Proprietors Don and Samantha, currently living in far away Alfred, couldn't have been nicer. They even flagged me down an hour later as I walked passed to return one of my errant cufflinks.
So what's in store for the reader that heads into the store? If you're a foodie, give yourself some time for a nice long browse. You'll find some newly published stuff you didn't know you wanted, some recently published things you meant to buy a while ago, and some well maintained old favorites that you'd all but forgotten about. And happily this seems to be a Rachael Ray-free-zone, and I didn't see any other Food Network shwag junking up the place either.

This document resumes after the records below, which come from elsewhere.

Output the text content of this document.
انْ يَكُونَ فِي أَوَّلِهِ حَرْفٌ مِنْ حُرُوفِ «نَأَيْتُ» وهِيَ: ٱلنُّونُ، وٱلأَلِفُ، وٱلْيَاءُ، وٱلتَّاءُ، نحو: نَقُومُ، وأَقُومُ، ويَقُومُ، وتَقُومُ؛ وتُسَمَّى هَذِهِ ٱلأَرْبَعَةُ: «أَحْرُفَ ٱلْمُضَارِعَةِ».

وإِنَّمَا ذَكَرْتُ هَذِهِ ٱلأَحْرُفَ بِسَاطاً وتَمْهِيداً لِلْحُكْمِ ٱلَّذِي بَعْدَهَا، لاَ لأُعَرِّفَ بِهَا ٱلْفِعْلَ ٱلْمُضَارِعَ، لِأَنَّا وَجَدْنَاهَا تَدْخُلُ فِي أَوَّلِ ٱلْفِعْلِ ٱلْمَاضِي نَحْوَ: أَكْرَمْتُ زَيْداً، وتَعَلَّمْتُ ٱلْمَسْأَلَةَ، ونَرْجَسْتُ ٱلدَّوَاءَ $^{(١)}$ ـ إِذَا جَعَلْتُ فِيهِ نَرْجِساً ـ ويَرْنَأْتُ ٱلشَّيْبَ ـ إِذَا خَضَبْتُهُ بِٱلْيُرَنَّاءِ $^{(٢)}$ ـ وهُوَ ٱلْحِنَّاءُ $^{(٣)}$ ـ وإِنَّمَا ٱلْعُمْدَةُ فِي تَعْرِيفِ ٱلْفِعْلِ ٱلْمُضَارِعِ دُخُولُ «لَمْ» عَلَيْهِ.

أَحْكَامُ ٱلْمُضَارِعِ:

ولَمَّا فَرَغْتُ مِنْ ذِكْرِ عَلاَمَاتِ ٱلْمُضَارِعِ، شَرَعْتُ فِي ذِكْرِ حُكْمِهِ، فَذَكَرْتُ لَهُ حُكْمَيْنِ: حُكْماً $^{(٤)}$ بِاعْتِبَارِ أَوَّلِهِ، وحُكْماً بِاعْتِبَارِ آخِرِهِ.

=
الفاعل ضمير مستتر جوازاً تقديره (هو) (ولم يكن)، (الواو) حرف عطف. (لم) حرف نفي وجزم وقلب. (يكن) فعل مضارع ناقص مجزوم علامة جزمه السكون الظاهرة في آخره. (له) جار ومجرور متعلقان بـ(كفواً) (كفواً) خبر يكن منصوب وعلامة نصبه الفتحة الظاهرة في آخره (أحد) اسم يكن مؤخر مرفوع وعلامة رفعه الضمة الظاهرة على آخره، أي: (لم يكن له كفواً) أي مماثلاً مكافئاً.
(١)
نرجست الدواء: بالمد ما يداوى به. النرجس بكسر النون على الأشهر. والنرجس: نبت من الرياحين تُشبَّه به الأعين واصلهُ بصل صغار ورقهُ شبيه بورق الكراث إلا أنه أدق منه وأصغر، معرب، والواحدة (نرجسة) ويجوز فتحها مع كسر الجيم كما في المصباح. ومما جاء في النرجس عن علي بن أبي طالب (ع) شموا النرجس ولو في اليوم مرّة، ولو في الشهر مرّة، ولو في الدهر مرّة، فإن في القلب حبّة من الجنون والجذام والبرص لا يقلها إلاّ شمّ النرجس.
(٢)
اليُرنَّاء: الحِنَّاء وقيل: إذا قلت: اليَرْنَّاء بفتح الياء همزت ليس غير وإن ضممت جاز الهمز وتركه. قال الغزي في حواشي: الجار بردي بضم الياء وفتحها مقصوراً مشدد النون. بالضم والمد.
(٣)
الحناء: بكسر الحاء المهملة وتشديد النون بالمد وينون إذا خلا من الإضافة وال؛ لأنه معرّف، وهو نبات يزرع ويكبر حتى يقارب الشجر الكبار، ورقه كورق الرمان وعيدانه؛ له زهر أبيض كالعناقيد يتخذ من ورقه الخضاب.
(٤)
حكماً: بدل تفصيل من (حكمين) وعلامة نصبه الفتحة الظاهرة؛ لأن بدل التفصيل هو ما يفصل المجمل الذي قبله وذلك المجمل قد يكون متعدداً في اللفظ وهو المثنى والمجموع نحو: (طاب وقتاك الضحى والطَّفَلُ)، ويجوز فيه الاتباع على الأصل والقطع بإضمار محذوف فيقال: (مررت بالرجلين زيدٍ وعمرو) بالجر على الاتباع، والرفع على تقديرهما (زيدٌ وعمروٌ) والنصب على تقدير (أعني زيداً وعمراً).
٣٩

If you're a collector, tell Don where your interests lie and he'll lead you around to where he's got the choice bits squirreled away. Man! Has he got some stuff! A 3rd edition Omar Kayyam, comes to mind as does a pristine copy of The Full and By. Not to mention a 1st (American) edition of The Alice B. Toklas Cookbook. Ditto the Savoy Cocktail Book. A couple of copies of the Stork Club Bar Book were in the same cabinet as a boxed set of Charles Baker's South American Gentleman's Companion. (I jokingly asked Don how much he wanted for just the box and without missing a beat he said that I could have it for $250 and he'd throw the books in for nothing.)
A 1928 edition of Jerry Thomas' Bon Vivant's Companion, did you say, the Herbert Asbury edition?
Yeah. He's got that too.

And if you're looking for the street address, it's 86 Middle Street.
Yes, that's right, as in the restaurant shorthand for stuff we ran out of.

So there you have it, a city's Karmic balance at work. So long Breakaway, Welcome Rabelais.